The performance at the €2.2 billion food ingredients firm was modest with organic growth of 1 per cent for the period in the ingredients division, compared to analysts' estimates of 2 per cent.
Leapfrogging into the number two cultures slot and the number three enzymes position in June this year, Danisco closed on the €320 million buy-out of leading French ingredients supplier RFI.
Integration is on track with the Danish firm reporting a better than expected performance from Rhodia - 20 per cent organic growth in cultures and double digit organic sales growth in Latin America and China.
Danisco reported a first half EBITA of DKK1147 million (€154m) with a DKK718 million slice from the ingredients and sweeteners business and DKK529 million from sugar.

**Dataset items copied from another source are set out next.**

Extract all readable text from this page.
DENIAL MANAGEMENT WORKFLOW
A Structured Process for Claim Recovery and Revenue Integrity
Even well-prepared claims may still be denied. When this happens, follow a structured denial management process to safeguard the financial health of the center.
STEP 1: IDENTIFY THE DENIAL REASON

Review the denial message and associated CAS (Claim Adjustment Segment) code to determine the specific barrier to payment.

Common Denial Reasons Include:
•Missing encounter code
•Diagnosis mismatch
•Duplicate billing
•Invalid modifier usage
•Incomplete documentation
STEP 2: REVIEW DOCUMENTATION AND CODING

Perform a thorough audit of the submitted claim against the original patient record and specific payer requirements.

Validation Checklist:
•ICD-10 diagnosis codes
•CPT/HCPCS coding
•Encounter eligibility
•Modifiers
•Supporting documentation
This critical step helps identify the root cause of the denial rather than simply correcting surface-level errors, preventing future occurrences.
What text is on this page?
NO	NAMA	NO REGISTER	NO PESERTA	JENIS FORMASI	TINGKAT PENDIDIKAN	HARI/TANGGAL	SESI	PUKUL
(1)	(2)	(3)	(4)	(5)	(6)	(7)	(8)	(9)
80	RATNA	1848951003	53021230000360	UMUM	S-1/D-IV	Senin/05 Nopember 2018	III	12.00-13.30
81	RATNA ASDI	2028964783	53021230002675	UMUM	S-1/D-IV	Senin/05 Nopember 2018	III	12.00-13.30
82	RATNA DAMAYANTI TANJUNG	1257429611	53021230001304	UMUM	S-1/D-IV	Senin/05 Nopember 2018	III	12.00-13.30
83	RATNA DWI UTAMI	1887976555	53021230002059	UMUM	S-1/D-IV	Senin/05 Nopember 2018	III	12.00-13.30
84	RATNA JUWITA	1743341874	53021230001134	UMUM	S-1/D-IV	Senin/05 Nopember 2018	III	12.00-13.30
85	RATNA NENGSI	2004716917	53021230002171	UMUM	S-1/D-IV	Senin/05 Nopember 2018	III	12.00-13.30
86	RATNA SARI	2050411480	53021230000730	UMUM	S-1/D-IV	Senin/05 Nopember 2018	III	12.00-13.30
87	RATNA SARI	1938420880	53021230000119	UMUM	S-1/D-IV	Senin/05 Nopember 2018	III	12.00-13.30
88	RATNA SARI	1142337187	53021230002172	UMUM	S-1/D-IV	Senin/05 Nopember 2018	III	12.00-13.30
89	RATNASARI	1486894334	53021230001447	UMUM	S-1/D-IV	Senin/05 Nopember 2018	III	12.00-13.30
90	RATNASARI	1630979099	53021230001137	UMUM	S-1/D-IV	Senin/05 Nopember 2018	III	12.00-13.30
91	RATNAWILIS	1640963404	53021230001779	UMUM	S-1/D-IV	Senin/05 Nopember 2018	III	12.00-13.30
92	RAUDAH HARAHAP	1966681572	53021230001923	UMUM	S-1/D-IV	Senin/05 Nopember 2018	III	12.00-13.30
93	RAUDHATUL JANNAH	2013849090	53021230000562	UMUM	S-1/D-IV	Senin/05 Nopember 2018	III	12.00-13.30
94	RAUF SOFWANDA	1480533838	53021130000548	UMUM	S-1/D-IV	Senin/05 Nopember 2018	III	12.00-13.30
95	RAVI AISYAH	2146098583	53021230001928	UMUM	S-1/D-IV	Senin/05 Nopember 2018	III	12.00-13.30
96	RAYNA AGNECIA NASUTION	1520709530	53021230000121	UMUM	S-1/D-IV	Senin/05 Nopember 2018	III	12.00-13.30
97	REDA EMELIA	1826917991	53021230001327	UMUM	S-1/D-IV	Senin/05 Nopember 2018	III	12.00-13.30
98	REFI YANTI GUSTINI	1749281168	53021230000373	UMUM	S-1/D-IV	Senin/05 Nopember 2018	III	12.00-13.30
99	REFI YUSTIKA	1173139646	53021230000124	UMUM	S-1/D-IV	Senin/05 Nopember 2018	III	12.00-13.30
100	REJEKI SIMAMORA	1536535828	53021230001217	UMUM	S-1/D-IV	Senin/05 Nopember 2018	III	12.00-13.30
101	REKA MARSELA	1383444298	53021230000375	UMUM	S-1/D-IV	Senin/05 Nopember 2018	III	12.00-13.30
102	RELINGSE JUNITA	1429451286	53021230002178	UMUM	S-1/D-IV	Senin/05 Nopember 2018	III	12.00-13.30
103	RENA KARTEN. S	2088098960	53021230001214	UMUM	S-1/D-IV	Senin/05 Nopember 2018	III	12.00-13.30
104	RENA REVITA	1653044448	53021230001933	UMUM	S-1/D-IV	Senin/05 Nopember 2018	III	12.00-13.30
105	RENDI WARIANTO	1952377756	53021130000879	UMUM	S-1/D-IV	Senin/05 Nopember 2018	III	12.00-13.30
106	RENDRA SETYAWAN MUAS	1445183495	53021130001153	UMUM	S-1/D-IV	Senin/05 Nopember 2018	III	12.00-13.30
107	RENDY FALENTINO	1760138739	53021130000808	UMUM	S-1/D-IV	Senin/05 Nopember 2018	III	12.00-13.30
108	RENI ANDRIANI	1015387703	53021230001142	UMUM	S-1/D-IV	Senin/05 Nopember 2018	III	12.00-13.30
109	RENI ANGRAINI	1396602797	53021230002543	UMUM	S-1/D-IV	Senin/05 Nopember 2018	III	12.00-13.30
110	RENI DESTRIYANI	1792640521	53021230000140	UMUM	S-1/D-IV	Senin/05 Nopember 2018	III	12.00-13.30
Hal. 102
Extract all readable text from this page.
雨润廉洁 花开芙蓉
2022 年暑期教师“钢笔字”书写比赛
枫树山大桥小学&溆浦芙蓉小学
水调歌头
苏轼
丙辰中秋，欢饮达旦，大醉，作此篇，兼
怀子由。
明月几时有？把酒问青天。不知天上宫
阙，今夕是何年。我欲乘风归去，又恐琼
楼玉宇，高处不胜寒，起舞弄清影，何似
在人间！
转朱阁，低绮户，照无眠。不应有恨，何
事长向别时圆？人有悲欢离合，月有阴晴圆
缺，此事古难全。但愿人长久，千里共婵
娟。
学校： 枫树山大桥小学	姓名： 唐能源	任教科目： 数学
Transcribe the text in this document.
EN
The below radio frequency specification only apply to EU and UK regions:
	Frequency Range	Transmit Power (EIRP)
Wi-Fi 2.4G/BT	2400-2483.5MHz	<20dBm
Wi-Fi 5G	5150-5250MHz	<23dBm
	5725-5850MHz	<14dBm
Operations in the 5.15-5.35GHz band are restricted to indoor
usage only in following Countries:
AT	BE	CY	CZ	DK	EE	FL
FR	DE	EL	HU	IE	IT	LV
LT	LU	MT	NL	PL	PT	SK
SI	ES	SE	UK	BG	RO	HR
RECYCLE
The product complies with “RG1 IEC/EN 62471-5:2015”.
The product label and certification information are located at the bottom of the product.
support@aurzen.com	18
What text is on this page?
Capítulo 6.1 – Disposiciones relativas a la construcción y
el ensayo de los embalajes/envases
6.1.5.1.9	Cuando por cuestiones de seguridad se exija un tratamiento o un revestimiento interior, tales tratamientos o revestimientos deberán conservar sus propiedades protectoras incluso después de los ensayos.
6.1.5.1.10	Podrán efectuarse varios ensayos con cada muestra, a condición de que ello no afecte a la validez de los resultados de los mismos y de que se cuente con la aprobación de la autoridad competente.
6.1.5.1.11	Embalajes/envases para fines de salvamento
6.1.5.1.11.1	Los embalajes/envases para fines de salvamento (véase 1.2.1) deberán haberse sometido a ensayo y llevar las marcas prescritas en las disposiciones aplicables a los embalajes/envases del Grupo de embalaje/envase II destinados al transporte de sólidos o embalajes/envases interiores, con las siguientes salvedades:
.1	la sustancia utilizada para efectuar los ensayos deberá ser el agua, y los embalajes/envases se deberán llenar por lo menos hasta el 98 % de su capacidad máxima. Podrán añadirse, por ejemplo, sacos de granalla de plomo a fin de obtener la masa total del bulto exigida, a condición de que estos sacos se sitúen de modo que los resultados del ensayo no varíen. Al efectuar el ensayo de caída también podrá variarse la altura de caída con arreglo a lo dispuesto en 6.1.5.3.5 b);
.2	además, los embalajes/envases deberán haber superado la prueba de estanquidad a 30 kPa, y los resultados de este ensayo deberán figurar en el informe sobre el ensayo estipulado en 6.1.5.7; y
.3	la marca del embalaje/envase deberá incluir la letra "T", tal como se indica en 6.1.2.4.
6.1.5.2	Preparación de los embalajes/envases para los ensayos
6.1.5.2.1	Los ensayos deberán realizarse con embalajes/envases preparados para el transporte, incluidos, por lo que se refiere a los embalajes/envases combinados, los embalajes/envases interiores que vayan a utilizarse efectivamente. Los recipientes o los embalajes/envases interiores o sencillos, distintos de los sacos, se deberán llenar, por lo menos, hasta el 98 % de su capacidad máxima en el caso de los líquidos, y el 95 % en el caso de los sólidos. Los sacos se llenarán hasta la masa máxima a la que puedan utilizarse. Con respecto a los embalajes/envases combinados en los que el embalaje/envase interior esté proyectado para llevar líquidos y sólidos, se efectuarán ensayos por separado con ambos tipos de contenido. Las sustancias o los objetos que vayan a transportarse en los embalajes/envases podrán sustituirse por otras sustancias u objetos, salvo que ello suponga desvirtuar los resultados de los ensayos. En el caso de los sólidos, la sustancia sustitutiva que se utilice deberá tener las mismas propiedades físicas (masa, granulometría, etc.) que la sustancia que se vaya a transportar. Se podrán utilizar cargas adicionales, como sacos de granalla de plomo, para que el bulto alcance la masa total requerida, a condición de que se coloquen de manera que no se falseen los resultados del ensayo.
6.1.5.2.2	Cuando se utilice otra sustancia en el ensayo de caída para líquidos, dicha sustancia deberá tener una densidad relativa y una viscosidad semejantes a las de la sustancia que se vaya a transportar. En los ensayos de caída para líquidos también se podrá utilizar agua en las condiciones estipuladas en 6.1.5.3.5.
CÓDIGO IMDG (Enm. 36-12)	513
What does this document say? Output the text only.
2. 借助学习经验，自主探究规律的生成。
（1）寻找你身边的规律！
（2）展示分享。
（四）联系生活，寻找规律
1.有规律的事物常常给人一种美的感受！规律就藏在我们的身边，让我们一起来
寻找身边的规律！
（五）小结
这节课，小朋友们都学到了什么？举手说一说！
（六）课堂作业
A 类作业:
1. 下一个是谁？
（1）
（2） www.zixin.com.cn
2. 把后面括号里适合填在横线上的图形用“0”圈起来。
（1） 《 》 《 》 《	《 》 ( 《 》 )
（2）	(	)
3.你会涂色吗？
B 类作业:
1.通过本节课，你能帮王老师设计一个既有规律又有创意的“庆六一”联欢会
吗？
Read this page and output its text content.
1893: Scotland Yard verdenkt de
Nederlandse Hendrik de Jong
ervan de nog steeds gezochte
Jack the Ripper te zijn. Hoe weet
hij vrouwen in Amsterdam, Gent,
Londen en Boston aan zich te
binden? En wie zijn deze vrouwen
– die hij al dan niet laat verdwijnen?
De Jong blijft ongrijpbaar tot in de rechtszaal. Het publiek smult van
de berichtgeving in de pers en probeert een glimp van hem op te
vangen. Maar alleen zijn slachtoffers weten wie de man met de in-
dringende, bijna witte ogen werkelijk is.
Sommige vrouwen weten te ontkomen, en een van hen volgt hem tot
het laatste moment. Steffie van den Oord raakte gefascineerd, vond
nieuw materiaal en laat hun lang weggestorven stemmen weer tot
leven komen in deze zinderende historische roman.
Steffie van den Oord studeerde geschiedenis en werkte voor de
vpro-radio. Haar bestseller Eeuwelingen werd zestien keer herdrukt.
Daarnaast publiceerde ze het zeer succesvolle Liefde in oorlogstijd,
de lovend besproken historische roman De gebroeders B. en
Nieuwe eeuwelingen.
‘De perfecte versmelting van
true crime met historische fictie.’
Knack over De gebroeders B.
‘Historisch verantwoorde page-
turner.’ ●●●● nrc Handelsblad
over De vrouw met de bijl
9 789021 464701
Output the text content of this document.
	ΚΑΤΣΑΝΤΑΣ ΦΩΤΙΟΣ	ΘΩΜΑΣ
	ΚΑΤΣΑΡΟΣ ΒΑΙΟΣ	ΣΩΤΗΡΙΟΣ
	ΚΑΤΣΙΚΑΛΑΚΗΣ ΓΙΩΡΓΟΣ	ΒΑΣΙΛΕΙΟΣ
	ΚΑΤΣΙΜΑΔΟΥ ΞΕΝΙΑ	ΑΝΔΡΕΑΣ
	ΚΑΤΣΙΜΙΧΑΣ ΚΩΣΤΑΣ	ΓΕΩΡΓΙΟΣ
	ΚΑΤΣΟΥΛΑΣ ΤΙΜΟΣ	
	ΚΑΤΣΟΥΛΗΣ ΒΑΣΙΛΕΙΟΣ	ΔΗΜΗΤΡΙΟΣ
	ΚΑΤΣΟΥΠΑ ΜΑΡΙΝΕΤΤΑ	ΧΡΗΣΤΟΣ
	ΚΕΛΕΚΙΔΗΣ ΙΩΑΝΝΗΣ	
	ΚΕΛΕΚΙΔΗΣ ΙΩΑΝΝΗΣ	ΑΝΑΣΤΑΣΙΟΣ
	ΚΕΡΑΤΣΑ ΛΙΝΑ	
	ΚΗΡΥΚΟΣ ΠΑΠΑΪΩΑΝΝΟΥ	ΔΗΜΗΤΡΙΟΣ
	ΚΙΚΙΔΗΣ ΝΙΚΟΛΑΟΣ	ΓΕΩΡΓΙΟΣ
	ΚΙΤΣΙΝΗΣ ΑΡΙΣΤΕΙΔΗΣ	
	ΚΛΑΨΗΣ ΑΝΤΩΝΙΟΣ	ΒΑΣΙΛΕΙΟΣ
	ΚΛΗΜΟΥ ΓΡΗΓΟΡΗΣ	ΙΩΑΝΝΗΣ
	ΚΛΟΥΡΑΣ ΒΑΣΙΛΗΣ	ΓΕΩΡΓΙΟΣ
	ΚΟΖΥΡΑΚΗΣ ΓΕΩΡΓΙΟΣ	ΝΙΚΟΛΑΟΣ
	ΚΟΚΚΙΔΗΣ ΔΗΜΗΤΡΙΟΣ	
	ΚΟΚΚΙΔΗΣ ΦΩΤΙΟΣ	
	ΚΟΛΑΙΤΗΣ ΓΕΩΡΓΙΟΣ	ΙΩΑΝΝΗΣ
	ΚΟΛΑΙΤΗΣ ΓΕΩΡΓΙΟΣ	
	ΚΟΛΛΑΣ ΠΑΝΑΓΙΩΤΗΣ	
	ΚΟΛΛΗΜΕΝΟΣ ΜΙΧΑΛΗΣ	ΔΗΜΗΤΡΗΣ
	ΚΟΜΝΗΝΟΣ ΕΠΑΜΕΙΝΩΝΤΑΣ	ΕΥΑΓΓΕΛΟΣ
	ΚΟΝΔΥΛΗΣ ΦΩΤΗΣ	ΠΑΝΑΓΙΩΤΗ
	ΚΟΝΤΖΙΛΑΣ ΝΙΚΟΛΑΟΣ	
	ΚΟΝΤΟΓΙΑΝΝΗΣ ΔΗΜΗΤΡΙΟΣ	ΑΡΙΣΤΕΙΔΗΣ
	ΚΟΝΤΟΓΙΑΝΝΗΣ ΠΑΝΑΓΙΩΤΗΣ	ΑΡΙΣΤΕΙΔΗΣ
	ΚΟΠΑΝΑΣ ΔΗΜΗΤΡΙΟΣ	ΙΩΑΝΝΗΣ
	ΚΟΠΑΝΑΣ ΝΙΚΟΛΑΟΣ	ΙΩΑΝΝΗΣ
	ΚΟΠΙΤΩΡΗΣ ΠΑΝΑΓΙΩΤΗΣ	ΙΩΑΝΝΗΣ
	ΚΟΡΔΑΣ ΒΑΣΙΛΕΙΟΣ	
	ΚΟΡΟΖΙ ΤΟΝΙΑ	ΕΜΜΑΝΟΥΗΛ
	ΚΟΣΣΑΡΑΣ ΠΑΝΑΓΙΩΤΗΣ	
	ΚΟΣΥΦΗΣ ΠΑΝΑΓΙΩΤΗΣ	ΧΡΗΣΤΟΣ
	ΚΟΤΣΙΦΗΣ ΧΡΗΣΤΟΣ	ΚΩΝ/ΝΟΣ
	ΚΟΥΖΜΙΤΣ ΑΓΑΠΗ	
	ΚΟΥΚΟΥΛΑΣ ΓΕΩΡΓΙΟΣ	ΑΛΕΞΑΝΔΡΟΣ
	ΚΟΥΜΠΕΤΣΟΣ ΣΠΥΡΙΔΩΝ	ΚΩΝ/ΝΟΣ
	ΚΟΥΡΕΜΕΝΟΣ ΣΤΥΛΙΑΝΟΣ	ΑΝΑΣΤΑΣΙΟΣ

Poor weather in Europe knocked figures for the ingredients segment, particularly hitting flavour sales to the beverage industry. "Organic growth of 1 per cent was strongly influenced by weak markets in Europe where sales to beverage and ice cream producers disappointed on account of the cold summer," said the company in a statement this week.
Sales of functional systems also suffered, due to lower sales to ice cream producers. Sales volumes for the texturant unit fell by 2 per cent, after the RFI acquisition.
"This testifies to our continued focus on EBITA margins rather than growing market shares," said Danisco.
"As a result of slipping margins in the last eight quarters during the financial year 02/03, that saw average growth of 5 to 6 per cent, we decided to try to get better prices and improve cost efficiencies," Alf Duch-Pedersen, CEO of Danisco told FoodNavigator.com earlier this year, lending weight to the figures this week.
The CEO said that a number of commercial decisions and internal cost decisions had led to lower growth.
For the sweeteners division organic growth came in at 1 per cent, with volumes down by nearly 2 per cent. The firm confirmed it is planning its own production of its sweetener brands xylitol and xylose to 'achieve further cost optimisation and accommodate the ever-rising demand'. This will take the form of a joint venture, with Danisco the majority shareholder, slated to be in place by spring 2005.
There are signs that the low carbohydrate fad diet in the US may have reached its peak with food makers aware of a slow down in a market that at its peak attracted some 300 million followers.
The Danish firm reports that sales of its sweetener Litesse for low-carb food products 'did not achieve last year's very high levels'.
Danisco is likely to be part of further consolidation in the food ingredients industry. Investment bank Goldman Sachs predicts possible areas of expansion include Europe, and flavours and functional systems.
"The group indicated that it may also expand in markets which may help reduce the seasonality of the business," reports the bank.
All other elements being equal, management estimates a funding capacity of DKK4-5 billion for deals, adds Goldman Sachs.